Mr D’Arcy successfully sued his then-employer, Fuel-Sys Installations, for damages in an ACT Supreme Court trial, but Justice John Burns found that Caltex, the other defendant, was not liable.
Justice Burns ruled that Fuel-Sys was liable for $376,600.67 in damages, covering the money Mr D’Arcy will lose in the future as a result of his injuries, and income tax he is entitled to recover on workers’ compensation receipts.
Fuel-Sys was also found to be liable for Mr D’Arcy’s losses since the fire, but the exact amount is yet to be determined because Justice Burns did not have access to records showing Mr D’Arcy’s income in the last two financial years.
Justice Burns’ judgment, published on Friday, says Mr D’Arcy told the court that on the day of the fire, he found “a bunch of fibreglass” on the floor of the tank.
One piece was still hanging from the roof and leaning on a light globe, but when Mr D’Arcy tried to remove the fibreglass from the bulb, elements within the bulb started “burning like a candle”.
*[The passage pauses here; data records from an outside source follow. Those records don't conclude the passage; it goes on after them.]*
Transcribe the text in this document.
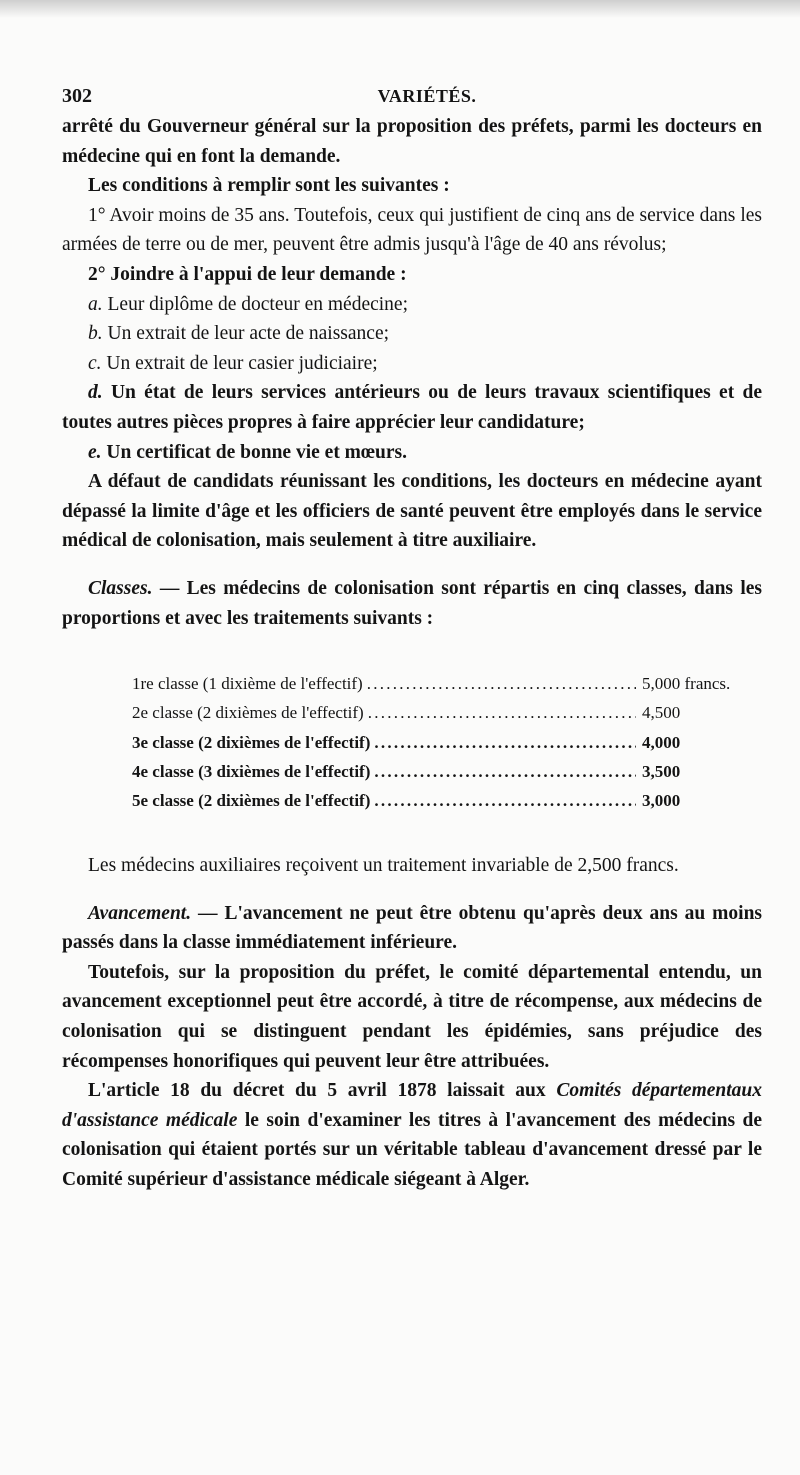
302	VARIÉTÉS.

arrêté du Gouverneur général sur la proposition des préfets, parmi les docteurs en médecine qui en font la demande.

Les conditions à remplir sont les suivantes :

1° Avoir moins de 35 ans. Toutefois, ceux qui justifient de cinq ans de service dans les armées de terre ou de mer, peuvent être admis jusqu'à l'âge de 40 ans révolus;

2° Joindre à l'appui de leur demande :

a. Leur diplôme de docteur en médecine;

b. Un extrait de leur acte de naissance;

c. Un extrait de leur casier judiciaire;

d. Un état de leurs services antérieurs ou de leurs travaux scientifiques et de toutes autres pièces propres à faire apprécier leur candidature;

e. Un certificat de bonne vie et mœurs.

A défaut de candidats réunissant les conditions, les docteurs en médecine ayant dépassé la limite d'âge et les officiers de santé peuvent être employés dans le service médical de colonisation, mais seulement à titre auxiliaire.

Classes. — Les médecins de colonisation sont répartis en cinq classes, dans les proportions et avec les traitements suivants :

1re classe (1 dixième de l'effectif) . . .	5,000 francs.
2e classe (2 dixièmes de l'effectif) . . .	4,500
3e classe (2 dixièmes de l'effectif) . . .	4,000
4e classe (3 dixièmes de l'effectif) . . .	3,500
5e classe (2 dixièmes de l'effectif) . . .	3,000

Les médecins auxiliaires reçoivent un traitement invariable de 2,500 francs.

Avancement. — L'avancement ne peut être obtenu qu'après deux ans au moins passés dans la classe immédiatement inférieure.

Toutefois, sur la proposition du préfet, le comité départemental entendu, un avancement exceptionnel peut être accordé, à titre de récompense, aux médecins de colonisation qui se distinguent pendant les épidémies, sans préjudice des récompenses honorifiques qui peuvent leur être attribuées.

L'article 18 du décret du 5 avril 1878 laissait aux Comités départementaux d'assistance médicale le soin d'examiner les titres à l'avancement des médecins de colonisation qui étaient portés sur un véritable tableau d'avancement dressé par le Comité supérieur d'assistance médicale siégeant à Alger.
Mr D’Arcy told the court that as he tried to extinguish the flame, a piece of fibreglass he had in his hand caught fire and he dropped it on the floor of the tank, which ignited.
After failed attempts to put the fire out with an extinguisher, he tried to escape the tank, but only got halfway up the ladder before the flames reached him.
Justice Burns found Fuel-Sys had breached its duty of care to Mr D’Arcy in several ways, including its failure to provide adequate training and flame-reistant personal protective equipment.
While Fuel-Sys accepted the breaches, it argued that Mr D’Arcy had been negligent and contributed to his own situation.
The company said Mr D’Arcy had twice applied fibreglass matting over the air intake service port – the hole designed to allow air to come into the tank – resulting in fibreglass being blown loose.
Fuel-Sys alleged that he had then put himself in danger by trying to rectify the damage, and by staying in the tank to try and put the fire out.
Mr D’Arcy rejected claims he had put the matting over the hole, saying it could have been any one of four workers.
He said he had stayed in the tank because he feared there would be an explosion that would affect people using the service station if he did not put the fire out.
In his judgment, Justice Burns said he could not be satisfied that it was Mr D’Arcy who put the matting over the hole.